I have come to believe that despite depression always being there, it does not mean that we, as
people, should deflect it away and push it off as a minor issue. We should be out there fighting it
and raising awareness about it. I feel that everyone experiences depression even if it is a slight
sadness. I mean, everyone is going to lose someone in their life. They will feel sadness and grief
for a time, but it will eventually be subdued. Why should someone feel sadness for so long that
they have to take their own life and cause more sadness? No one should feel that pain.
Through my experience with suicide and my research, I have come to believe that it is a
huge issue. Many people deal with depression and that could lead to suicide. I think my
information and the actions I can take in making people aware of suicide can change the
landscape. Perhaps, it can get people the appropriate help they need. Perhaps, it can get the right
professionals out there to assist those with depression. It will take more than this paper to make a
difference, but just the thoughts that it provokes could lead to more thoughts. Expressing
thoughts out loud or on paper can go a long way.
In conclusion, I would like to maintain that communication is crucial to revealing the
things that bring about suicide. There needs to be a better awareness to this dilemma. I dont
know if I would do much differently with this assignment. I dont like to dwell on what I
couldve done. I already did it. Its over.

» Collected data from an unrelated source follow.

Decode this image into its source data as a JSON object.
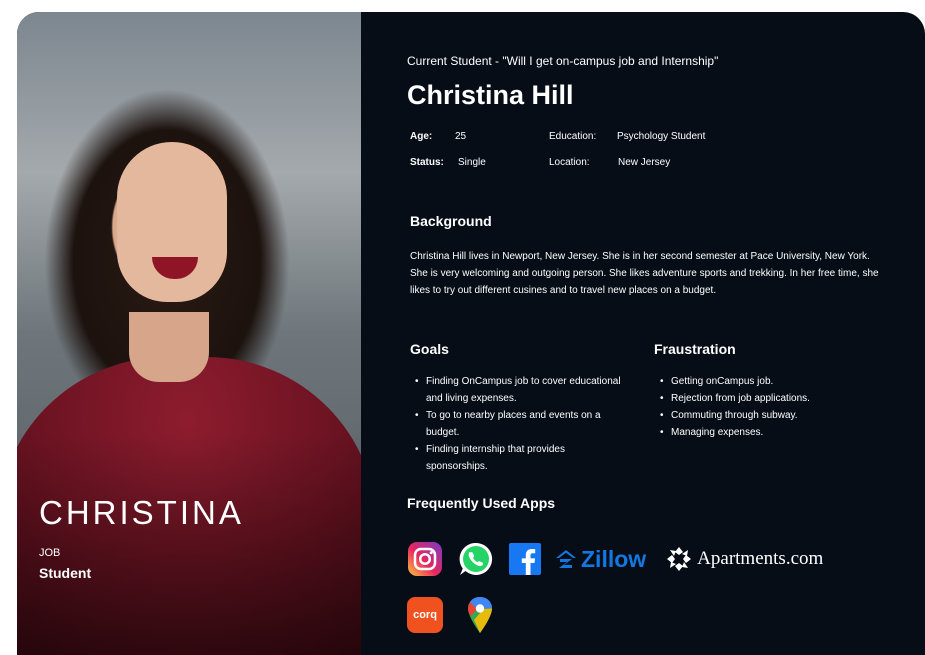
{
  "photo": {
    "name_overlay": "CHRISTINA",
    "job_label": "JOB",
    "job_value": "Student"
  },
  "persona": {
    "subtitle": "Current Student - \"Will I get on-campus job and Internship\"",
    "name": "Christina Hill",
    "age_label": "Age:",
    "age": "25",
    "education_label": "Education:",
    "education": "Psychology Student",
    "status_label": "Status:",
    "status": "Single",
    "location_label": "Location:",
    "location": "New Jersey"
  },
  "background": {
    "title": "Background",
    "text": "Christina Hill lives in Newport, New Jersey. She is in her second semester at Pace University, New York. She is very welcoming and outgoing person. She likes adventure sports and trekking. In her free time, she likes to try out different cusines and to travel new places on a budget."
  },
  "goals": {
    "title": "Goals",
    "items": [
      "Finding OnCampus job to cover educational and living expenses.",
      "To go to nearby places and events on a budget.",
      "Finding internship that provides sponsorships."
    ]
  },
  "frustration": {
    "title": "Fraustration",
    "items": [
      "Getting onCampus job.",
      "Rejection from job applications.",
      "Commuting through subway.",
      "Managing expenses."
    ]
  },
  "apps": {
    "title": "Frequently Used Apps",
    "zillow_label": "Zillow",
    "apartments_label": "Apartments.com",
    "corq_label": "corq",
    "icons": [
      "instagram-icon",
      "whatsapp-icon",
      "facebook-icon",
      "zillow-logo",
      "apartments-com-logo",
      "corq-icon",
      "google-maps-icon"
    ]
  },
  "colors": {
    "panel": "#070d17",
    "sweater": "#7a1526",
    "text": "#ffffff",
    "zillow_blue": "#1277e1",
    "corq_orange": "#f0521f",
    "facebook_blue": "#1877f2",
    "whatsapp_green": "#25d366"
  }
}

On that note, I could have started this paper earlier. Writing most of it on the Monday
before it was due was a bit of a reach and led to me spending six hours in the library, but I did
learn that my typing skills were still up to par. I could have also discussed some parents who
have lost others to suicide. Seeing their views and displaying it to my audience could have been
beneficial in understanding that we are not alone in this situation. A lot of people deal with it. I
also could have discussed how prominent figures deal with suicide like Joey Bada$$ on the death
of his friend, Capital STEEZ. I also could have discussed the death of Robin Williams who may
or may not be more known than Capital STEEZ. This could have further encouraged my idea
that we are not alone on the topic of suicide.

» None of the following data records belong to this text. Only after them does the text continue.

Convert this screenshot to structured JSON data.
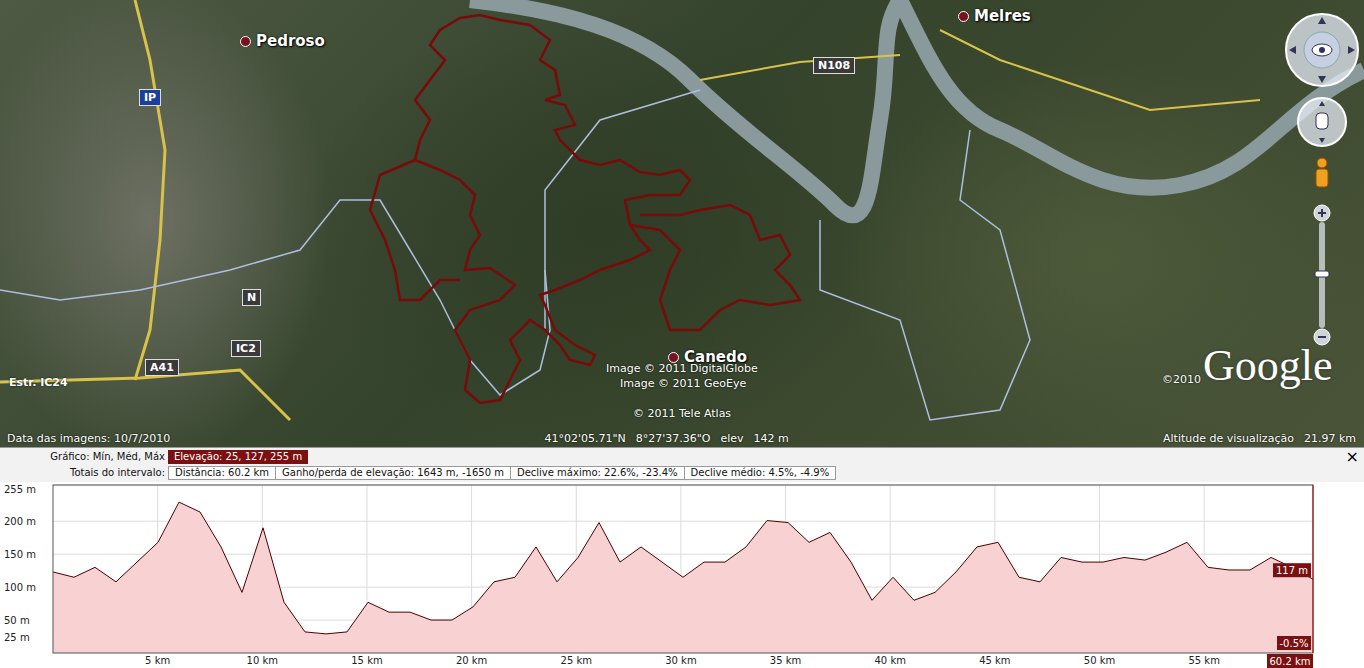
{
  "map": {
    "places": [
      {
        "name": "Pedroso"
      },
      {
        "name": "Melres"
      },
      {
        "name": "Canedo"
      }
    ],
    "road_shields": [
      {
        "label": "IP",
        "kind": "highway"
      },
      {
        "label": "N108",
        "kind": "road"
      },
      {
        "label": "N",
        "kind": "road"
      },
      {
        "label": "IC2",
        "kind": "road"
      },
      {
        "label": "A41",
        "kind": "road"
      },
      {
        "label": "Estr. IC24",
        "kind": "plain"
      }
    ],
    "credits": [
      "Image © 2011 DigitalGlobe",
      "Image © 2011 GeoEye",
      "© 2011 Tele Atlas"
    ],
    "logo": "Google",
    "logo_copyright": "©2010"
  },
  "status_bar": {
    "imagery_date": "Data das imagens: 10/7/2010",
    "latitude": "41°02'05.71\"N",
    "longitude": "8°27'37.36\"O",
    "elevation_label": "elev",
    "elevation": "142 m",
    "eye_altitude_label": "Altitude de visualização",
    "eye_altitude": "21.97 km"
  },
  "profile": {
    "graph_label": "Gráfico: Mín, Méd, Máx",
    "graph_value": "Elevação: 25, 127, 255 m",
    "totals_label": "Totais do intervalo:",
    "totals": [
      "Distância: 60.2 km",
      "Ganho/perda de elevação: 1643 m, -1650 m",
      "Declive máximo: 22.6%, -23.4%",
      "Declive médio: 4.5%, -4.9%"
    ],
    "close": "×",
    "y_ticks": [
      "255 m",
      "200 m",
      "150 m",
      "100 m",
      "50 m",
      "25 m"
    ],
    "x_ticks": [
      "5 km",
      "10 km",
      "15 km",
      "20 km",
      "25 km",
      "30 km",
      "35 km",
      "40 km",
      "45 km",
      "50 km",
      "55 km"
    ],
    "x_end": "60.2 km",
    "cursor_elevation": "117 m",
    "cursor_slope": "-0.5%",
    "series": [
      {
        "name": "Elevação",
        "values": [
          123,
          115,
          130,
          108,
          138,
          168,
          229,
          214,
          161,
          92,
          190,
          77,
          32,
          29,
          32,
          77,
          62,
          62,
          50,
          50,
          70,
          108,
          115,
          161,
          108,
          145,
          198,
          138,
          161,
          138,
          115,
          138,
          138,
          161,
          201,
          198,
          168,
          183,
          138,
          80,
          115,
          80,
          92,
          123,
          161,
          168,
          115,
          108,
          145,
          138,
          138,
          145,
          141,
          153,
          168,
          130,
          126,
          126,
          145,
          130,
          112
        ]
      }
    ]
  }
}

In all honesty, I think adding on all that information would lead to a paper just displaying
facts. I wanted to keep some emotion in my paper. That is why I am ending it with a tribute to
my friend, Taylor. I hope this paper will get out there somehow and show other people dealing
with the issues that you dealt with that they are not the only ones suffering and that there are
people out there who would be devastated by their loss. I know I was devastated by the death of
my friend, and I dont want anyone else to experience by that.